Blende, bei der sich ein kreisförmiger oder ovaler Rahmen über das Bild bewegt — öffnet oder schließt eine Einstellung. Klassisches Stummfilm-Mittel, heute eher retro.
Du kennst das aus alten Stummfilmen: Ein schwarzer Kreis oder ein Oval wandert übers Bild und enthüllt — oder verbirgt — was darunter liegt. Das ist die Umlaufblende, und sie funktioniert nach einem simplen Prinzip: Eine geometrische Form bewegt sich über die Bildfläche, öffnet beim Hereinfahren eine neue Einstellung oder schließt die alte ab. Im Schnitt brauchte man dafür früher tatsächlich eine physische Blende, die man vor die Optik hielt; heute ist es ein digitaler Effekt, den du in jeder Schnittsoftware findest.
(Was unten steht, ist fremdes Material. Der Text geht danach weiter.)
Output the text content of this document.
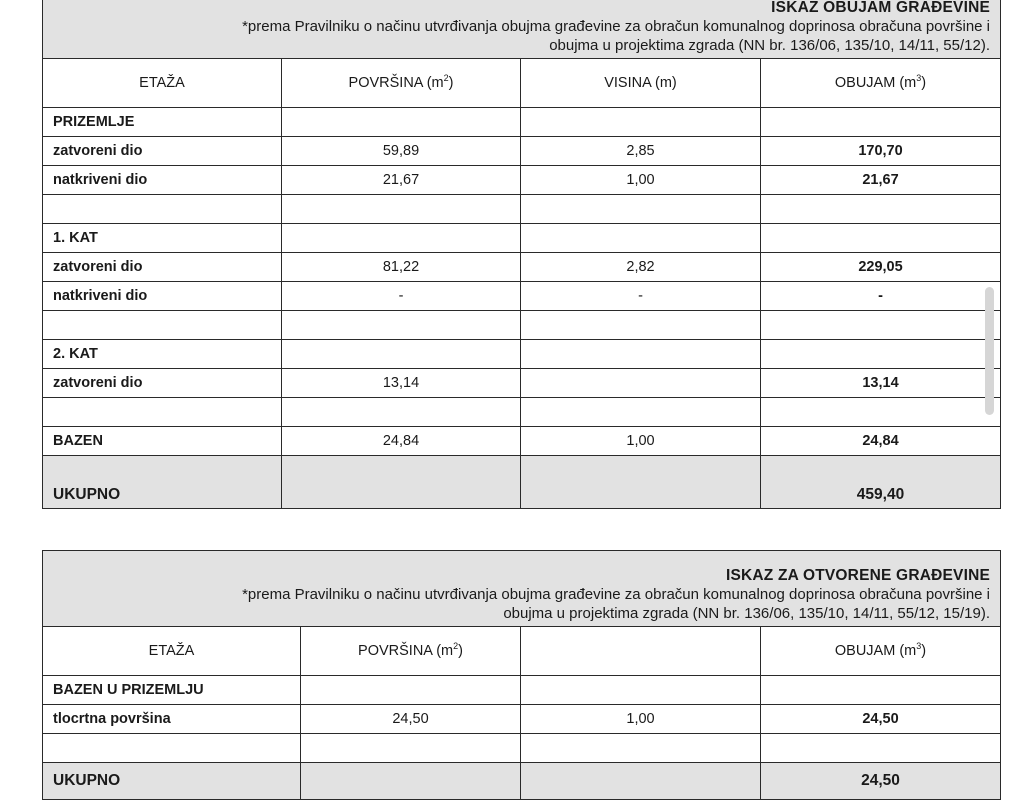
ISKAZ OBUJAM GRAĐEVINE
*prema Pravilniku o načinu utvrđivanja obujma građevine za obračun komunalnog doprinosa obračuna površine i
obujma u projektima zgrada (NN br. 136/06, 135/10, 14/11, 55/12).			

ETAŽA	POVRŠINA $(m^2)$	VISINA (m)	OBUJAM $(m^3)$
PRIZEMLJE			
zatvoreni dio	59,89	2,85	170,70
natkriveni dio	21,67	1,00	21,67

1. KAT			
zatvoreni dio	81,22	2,82	229,05
natkriveni dio	-	-	-

2. KAT			
zatvoreni dio	13,14		13,14

BAZEN	24,84	1,00	24,84
UKUPNO			459,40
ISKAZ ZA OTVORENE GRAĐEVINE
*prema Pravilniku o načinu utvrđivanja obujma građevine za obračun komunalnog doprinosa obračuna površine i
obujma u projektima zgrada (NN br. 136/06, 135/10, 14/11, 55/12, 15/19).			

ETAŽA	POVRŠINA $(m^2)$		OBUJAM $(m^3)$
BAZEN U PRIZEMLJU			
tlocrtna površina	24,50	1,00	24,50

UKUPNO			24,50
Das Interessante: Die Umlaufblende war im Stummfilm-Zeitalter eine narrative Notwendigkeit. Sie signalisierte dem Zuschauer deutlich — oft ohne Dialog — dass eine Szene endet und eine neue beginnt. Weil es keine Tonspur gab, mussten visuelle Schnitt-Marker umso klarer sein. Mit der Einführung von Sound und später der Montage-Theorie wurde die Umlaufblende schnell zum Anachronismus. Heute setzen wir sie bewusst ein, wenn wir eine retro-Ästhetik anstreben oder ironisch auf ältere Filmsprache anspielen — in Komödien, in Hommagen, in Kunstfilmen.
Am Set brauchst du nichts zu beachten; das ist reine Schnitt-Arbeit. Im NLE (Nonlinear Editing) legst du die Umlaufblende zwischen zwei Clips und definierst: Richtung (von außen nach innen oder umgekehrt), Form (Kreis, Oval, sogar unregelmäßige Formen möglich), Geschwindigkeit und Startposition. Viele Schnittplätze bieten vorgefertigte Presets an, aber Vorsicht — zu häufig eingesetzt wirkt es schnell dilettantisch. Eine Umlaufblende pro Szenen-Wechsel kann funktionieren; mehr wird zum Gimmick. Verwandt damit ist die Iris-Blende (öffnende und schließende Kreisblende ohne Bewegung), die noch älter ist und noch stärker wirkt wie aus einem Chaplin-Film.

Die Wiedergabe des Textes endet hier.